What is Adequate, Just and Equitable Provision?
 Although not relevant to the first question, a change in a plaintiff’s health may be considered in determining the award if the court finds that adequate provision has not been made at the time of death: Eckford, Hall v. Hal, 2011 BCCA 354 (CanLII).
 There has been a decline in Dr. Philp’s mental capacity resulting in significant costs associated with his private assisted living facility and 24/7 care. Those costs are said to presently amount to $7,000 per month but could be in excess of $100,000 per annum if Dr. Philp is moved to Vancouver to be closer to Ms. Isaak. The defendants nonetheless objected to much of the evidence on his expenses. I take these to be approximate amounts only in making my assessment in this case. There is no doubt extra amounts are to be incurred in dealing with Dr.
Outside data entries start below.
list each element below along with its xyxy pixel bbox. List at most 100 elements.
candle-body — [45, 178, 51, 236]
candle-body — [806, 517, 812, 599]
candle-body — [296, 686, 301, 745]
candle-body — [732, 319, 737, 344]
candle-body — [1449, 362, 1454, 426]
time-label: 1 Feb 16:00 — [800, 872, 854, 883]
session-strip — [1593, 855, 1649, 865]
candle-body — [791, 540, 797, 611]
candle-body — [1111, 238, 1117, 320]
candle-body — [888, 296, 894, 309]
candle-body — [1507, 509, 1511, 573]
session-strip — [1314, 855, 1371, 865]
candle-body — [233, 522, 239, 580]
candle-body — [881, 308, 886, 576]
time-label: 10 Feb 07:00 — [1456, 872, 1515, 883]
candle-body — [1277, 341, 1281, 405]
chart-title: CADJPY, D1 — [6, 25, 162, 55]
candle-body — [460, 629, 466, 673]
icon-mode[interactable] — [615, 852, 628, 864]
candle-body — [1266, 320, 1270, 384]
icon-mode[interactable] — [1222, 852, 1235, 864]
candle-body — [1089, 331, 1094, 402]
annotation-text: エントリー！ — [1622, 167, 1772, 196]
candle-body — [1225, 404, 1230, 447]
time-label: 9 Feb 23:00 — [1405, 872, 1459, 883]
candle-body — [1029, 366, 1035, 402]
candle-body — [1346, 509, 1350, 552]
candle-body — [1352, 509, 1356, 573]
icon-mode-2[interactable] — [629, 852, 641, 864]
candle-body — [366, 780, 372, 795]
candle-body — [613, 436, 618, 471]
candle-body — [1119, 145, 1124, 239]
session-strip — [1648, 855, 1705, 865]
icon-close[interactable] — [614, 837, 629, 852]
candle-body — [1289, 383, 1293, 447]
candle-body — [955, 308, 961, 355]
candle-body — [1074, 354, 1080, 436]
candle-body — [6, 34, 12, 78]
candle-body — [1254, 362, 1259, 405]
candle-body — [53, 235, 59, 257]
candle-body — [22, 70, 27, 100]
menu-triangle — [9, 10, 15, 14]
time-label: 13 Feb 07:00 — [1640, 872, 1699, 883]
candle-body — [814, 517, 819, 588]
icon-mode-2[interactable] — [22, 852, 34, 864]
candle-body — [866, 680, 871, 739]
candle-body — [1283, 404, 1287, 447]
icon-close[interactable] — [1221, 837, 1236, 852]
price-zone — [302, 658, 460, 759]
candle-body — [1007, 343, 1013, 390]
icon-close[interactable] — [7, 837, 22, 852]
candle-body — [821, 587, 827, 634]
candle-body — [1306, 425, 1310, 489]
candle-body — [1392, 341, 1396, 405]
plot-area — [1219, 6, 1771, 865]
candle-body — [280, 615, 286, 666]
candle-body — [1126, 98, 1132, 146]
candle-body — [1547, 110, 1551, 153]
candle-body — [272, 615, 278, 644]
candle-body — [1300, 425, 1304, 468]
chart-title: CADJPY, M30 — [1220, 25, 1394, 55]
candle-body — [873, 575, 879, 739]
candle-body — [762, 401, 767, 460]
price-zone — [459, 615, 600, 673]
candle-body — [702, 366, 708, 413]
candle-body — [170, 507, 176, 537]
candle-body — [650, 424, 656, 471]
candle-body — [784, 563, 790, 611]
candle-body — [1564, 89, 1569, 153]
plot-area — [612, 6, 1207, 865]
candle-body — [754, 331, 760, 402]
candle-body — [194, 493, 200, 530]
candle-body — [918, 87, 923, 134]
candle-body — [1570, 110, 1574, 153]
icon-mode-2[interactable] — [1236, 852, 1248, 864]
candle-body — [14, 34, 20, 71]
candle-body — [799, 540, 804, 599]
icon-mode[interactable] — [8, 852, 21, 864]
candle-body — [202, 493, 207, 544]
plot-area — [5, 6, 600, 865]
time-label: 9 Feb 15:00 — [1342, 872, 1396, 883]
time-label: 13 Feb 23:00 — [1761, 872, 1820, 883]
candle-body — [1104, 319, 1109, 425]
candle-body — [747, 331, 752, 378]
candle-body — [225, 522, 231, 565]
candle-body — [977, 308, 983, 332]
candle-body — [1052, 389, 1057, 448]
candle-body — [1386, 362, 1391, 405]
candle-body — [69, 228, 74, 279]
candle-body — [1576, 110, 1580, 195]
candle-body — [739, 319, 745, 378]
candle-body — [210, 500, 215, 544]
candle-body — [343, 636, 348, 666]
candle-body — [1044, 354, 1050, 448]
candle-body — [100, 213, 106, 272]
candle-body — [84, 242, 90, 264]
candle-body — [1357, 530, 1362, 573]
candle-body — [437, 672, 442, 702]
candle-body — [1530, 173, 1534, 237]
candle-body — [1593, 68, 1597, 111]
Philp’s declining health.
 As noted earlier this is a difficult situation due to the nature of the principal asset of the estate -- a farm property with deep meaning and value to the children. While the estate is largely the farm property and therefore not liquid, I conclude an equitable division of that asset in the circumstances, is a lump sum in the amount of $300,000 to be awarded to Dr. Philp.
 In my view, that result both balances the legal and moral obligations owed by the will-maker to Dr. Philp and gives effect as best it can to her clear intention to keep the farm in the family. In these circumstances, this division provides adequate, just and equitable support to the plaintiff and an equitable result for all involved.